Nous parcourûmes les stations jusqu’au sommet du Calvaire

Les lecteurs chrétiens demanderont peut-être à présent quels furent les sentiments que j’éprouvai en entrant dans ce lieu redoutable.

 

Je ne puis réellement le dire. Tant de choses se présentaient à la fois à mon esprit, que je ne m’arrêtais à aucune idée particulière. Je restai près d’une demi-heure à genoux dans la petite chambre du Saint-Sépulcre, les regards attachés sur la pierre sans pouvoir les en arracher. L’un des deux religieux qui me conduisaient demeurait prosterné auprès de moi, le front sur le marbre ; l’autre, l’Evangile à la main, me lisait à la lueur des lampes les passages relatifs au saint tombeau. Entre chaque verset il récitait une prière : Domine Jesu Christe, qui in hora diei vespertina de cruce depositus, in brachiis dulcissimae Matris tuae reclinatus fuisti, horaque ultima in hoc sanctissimo monumento corpus tuum exanime contulisti, etc. Tout ce que je puis assurer, c’est qu’à la vue de ce sépulcre triomphant je ne sentis que ma faiblesse ; et quand mon guide s’écria avec saint Paul : Ubi est, Mors, victoria tua ? Ubi est, Mors, stimulus tuus  ? je prêtai l’oreille, comme si la Mort allait répondre qu’elle était vaincue et enchaînée dans ce monument.
 
Nous parcourûmes les stations jusqu’au sommet du Calvaire.
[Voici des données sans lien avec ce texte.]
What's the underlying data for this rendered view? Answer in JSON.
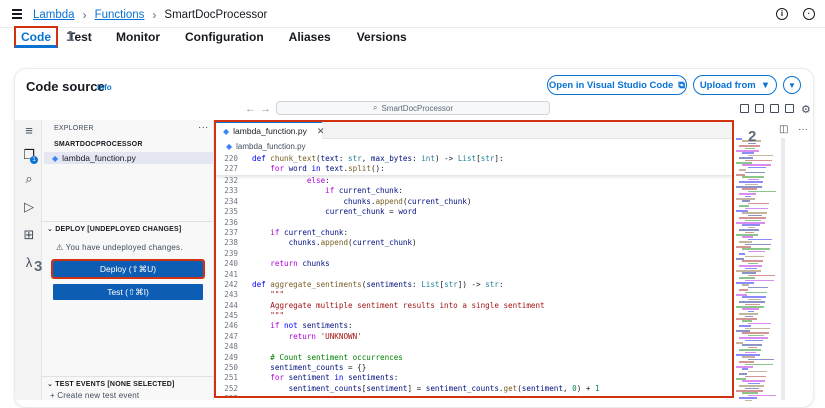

Où trouver dans l’antiquité rien d’aussi touchant, rien d’aussi merveilleux que les dernières scènes de l’Evangile ? Ce ne sont point ici les aventures bizarres d’une divinité étrangère à l’humanité : c’est l’histoire la plus pathétique, histoire qui non seulement fait couler des larmes par sa beauté, mais dont les conséquences, appliquées à l’univers, ont changé la face de la terre. Je venais de visiter les monuments de la Grèce, et j’étais encore tout rempli de leur grandeur ; mais qu’ils avaient été loin de m’inspirer ce que j’éprouvais à la vue des lieux saints !
 
L’église du Saint-Sépulcre, composée de plusieurs églises, bâtie sur un terrain inégal, éclairée par une multitude de lampes, est singulièrement mystérieuse ; il y règne une obscurité favorable à la piété et au recueillement de l’âme. Des prêtres chrétiens des différentes sectes habitent les différentes parties de l’édifice. Du haut des arcades, où ils se sont nichés comme des colombes, du fond des chapelles et des souterrains, ils font entendre leurs cantiques à toutes les heures du jour et de la nuit ; l’orgue du religieux latin, les cymbales du prêtre abyssin, la voix du caloyer grec, la prière du solitaire arménien, l’espèce de plainte du moine cophte, frappent tour à tour ou tout à la fois votre oreille ; vous ne savez d’où partent ces concerts ; vous respirez l’odeur de l’encens sans apercevoir la main qui le brûle : seulement vous voyez passer, s’enfoncer derrière des colonnes, se perdre dans l’ombre du temple, le pontife qui va célébrer les plus redoutables mystères aux lieux mêmes où ils se sont accomplis.
 
Je ne sortis point de l’enceinte sacrée sans m’arrêter aux monuments de Godefroy et de Baudouin : ils font face à la porte de l’église et sont appuyés contre le mur du chœur. Je saluai les cendres de ces rois chevaliers qui méritèrent de reposer près du grand sépulcre qu’ils avaient délivré. Ces cendres sont des cendres françaises et les seules qui soient ensevelies à l’ombre du tombeau de Jésus-Christ. Quel titre d’honneur pour ma patrie !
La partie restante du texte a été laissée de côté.